Step 2: Collect Historical Stock Data

For this example, we’ll use the stock price data of Apple Inc. (AAPL). You can download historical data using the yfinance library:

import yfinance as yf

# Download historical stock data
ticker = 'AAPL'
data = yf.download(ticker, start='2018-01-01', end='2023-01-01')
data.to_csv('AAPL_stock_data.csv')

import yfinance as yf: This line imports the yfinance library and gives it a shorter name (yf) for convenience.
ticker = 'AAPL': This variable stores the stock symbol for Apple Inc. (AAPL).
yf.download(...): This function fetches historical stock data for the specified ticker between the start and end dates.
data.to_csv('AAPL_stock_data.csv'): This saves the downloaded data into a CSV file named AAPL_stock_data.csv so you can access it later.

Step 3: Data Preprocessing

Before we can use the data to train our model, we need to preprocess it. This involves normalizing the prices and creating sequences of data.

import pandas as pd
import numpy as np
from sklearn.preprocessing import MinMaxScaler

# Load data
data = pd.read_csv('AAPL_stock_data.csv')
prices = data['Close'].values.reshape(-1, 1)

import pandas as pd and import numpy as np: Importing libraries that help with data manipulation and numerical operations.
data = pd.read_csv('AAPL_stock_data.csv'): Loads the CSV file we created earlier into a DataFrame (a table-like structure).
prices = data['Close'].values.reshape(-1, 1): Extracts the closing prices from the DataFrame and reshapes them into a 2D array (required for normalization).

Normalization

Normalization scales the prices to a range between 0 and 1. This helps the model learn better.

# Normalize the data
scaler = MinMaxScaler(feature_range=(0, 1))
scaled_prices = scaler.fit_transform(prices)

scaler = MinMaxScaler(feature_range=(0, 1)): Creates a scaler object that will normalize values to a range between 0 and 1.
scaled_prices = scaler.fit_transform(prices): Fits the scaler to our price data and transforms it, effectively normalizing it.

Creating Sequences

LSTMs require input in sequences.

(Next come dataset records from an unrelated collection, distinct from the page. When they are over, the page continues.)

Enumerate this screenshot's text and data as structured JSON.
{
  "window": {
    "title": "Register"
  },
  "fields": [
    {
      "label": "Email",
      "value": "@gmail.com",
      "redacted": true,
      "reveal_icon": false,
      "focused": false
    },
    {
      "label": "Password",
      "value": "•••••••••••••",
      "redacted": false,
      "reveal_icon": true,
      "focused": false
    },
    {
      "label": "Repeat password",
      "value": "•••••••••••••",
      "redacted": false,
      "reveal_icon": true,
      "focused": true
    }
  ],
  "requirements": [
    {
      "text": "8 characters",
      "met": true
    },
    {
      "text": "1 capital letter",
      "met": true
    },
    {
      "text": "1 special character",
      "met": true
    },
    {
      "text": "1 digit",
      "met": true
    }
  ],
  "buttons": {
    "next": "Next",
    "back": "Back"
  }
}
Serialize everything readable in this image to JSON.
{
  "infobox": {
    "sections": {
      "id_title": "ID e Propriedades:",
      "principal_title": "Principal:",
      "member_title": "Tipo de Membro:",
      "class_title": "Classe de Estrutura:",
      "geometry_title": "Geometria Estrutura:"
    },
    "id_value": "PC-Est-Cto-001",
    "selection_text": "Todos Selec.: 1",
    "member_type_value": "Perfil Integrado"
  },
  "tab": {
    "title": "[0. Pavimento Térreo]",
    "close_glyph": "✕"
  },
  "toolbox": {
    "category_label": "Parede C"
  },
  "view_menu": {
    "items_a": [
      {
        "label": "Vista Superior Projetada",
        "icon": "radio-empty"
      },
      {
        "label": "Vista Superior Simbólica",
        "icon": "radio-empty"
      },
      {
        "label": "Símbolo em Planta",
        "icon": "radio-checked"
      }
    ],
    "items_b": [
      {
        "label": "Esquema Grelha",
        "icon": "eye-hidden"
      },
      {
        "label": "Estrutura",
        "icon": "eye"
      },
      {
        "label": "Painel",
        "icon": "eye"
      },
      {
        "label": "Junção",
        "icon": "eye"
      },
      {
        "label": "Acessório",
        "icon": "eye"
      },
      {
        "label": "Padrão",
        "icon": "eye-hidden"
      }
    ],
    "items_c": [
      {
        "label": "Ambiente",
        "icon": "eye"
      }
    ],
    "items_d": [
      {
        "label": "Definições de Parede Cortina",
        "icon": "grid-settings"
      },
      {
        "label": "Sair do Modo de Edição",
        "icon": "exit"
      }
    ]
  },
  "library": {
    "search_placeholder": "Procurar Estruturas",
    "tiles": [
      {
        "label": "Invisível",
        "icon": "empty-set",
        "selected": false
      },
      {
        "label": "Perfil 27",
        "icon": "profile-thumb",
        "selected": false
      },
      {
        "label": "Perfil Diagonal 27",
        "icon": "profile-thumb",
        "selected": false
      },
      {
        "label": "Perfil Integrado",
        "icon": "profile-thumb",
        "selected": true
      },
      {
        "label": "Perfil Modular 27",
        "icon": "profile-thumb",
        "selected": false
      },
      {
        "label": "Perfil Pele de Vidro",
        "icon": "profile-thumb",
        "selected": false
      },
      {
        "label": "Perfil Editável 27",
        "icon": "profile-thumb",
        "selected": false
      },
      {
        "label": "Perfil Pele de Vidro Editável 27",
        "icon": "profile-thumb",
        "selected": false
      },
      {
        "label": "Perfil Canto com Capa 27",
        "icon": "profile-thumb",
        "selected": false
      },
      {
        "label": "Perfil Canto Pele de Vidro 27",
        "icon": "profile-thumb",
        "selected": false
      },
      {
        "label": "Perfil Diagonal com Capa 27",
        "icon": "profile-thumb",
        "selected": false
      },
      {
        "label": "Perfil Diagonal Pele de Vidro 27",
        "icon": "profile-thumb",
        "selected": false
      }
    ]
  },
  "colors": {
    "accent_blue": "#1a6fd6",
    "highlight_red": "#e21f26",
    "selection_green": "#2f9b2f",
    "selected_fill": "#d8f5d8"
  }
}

We will create sequences of past prices to predict future prices.

def create_dataset(data, time_step=1):
    x, y = [], []
    for i in range(len(data) - time_step - 1):
        x.append(data[i:(i + time_step), 0])
        y.append(data[i + time_step, 0])
    return np.array(x), np.array(y)

time_step = 60  # Use past 60 days to predict the next day
X, y = create_dataset(scaled_prices, time_step)
X = X.reshape(X.shape[0], X.shape[1], 1)  # Reshape for LSTM input

def create_dataset(data, time_step=1): Defines a function that creates sequences from our normalized price data.
Inside this function: We initialize two empty lists, x (for input) and y (for output). The loop iterates through the dataset to create sequences of length time_step (60 days in this case). For each sequence in x, we store the corresponding next price in y.

After calling this function:

X will contain sequences of past prices.
y will contain future prices corresponding to those sequences.

Finally:

We reshape X to have three dimensions because LSTM expects input in this format: [samples, time steps, features].

Step 4: Building the LSTM Model

Now we’ll build our LSTM model using Keras.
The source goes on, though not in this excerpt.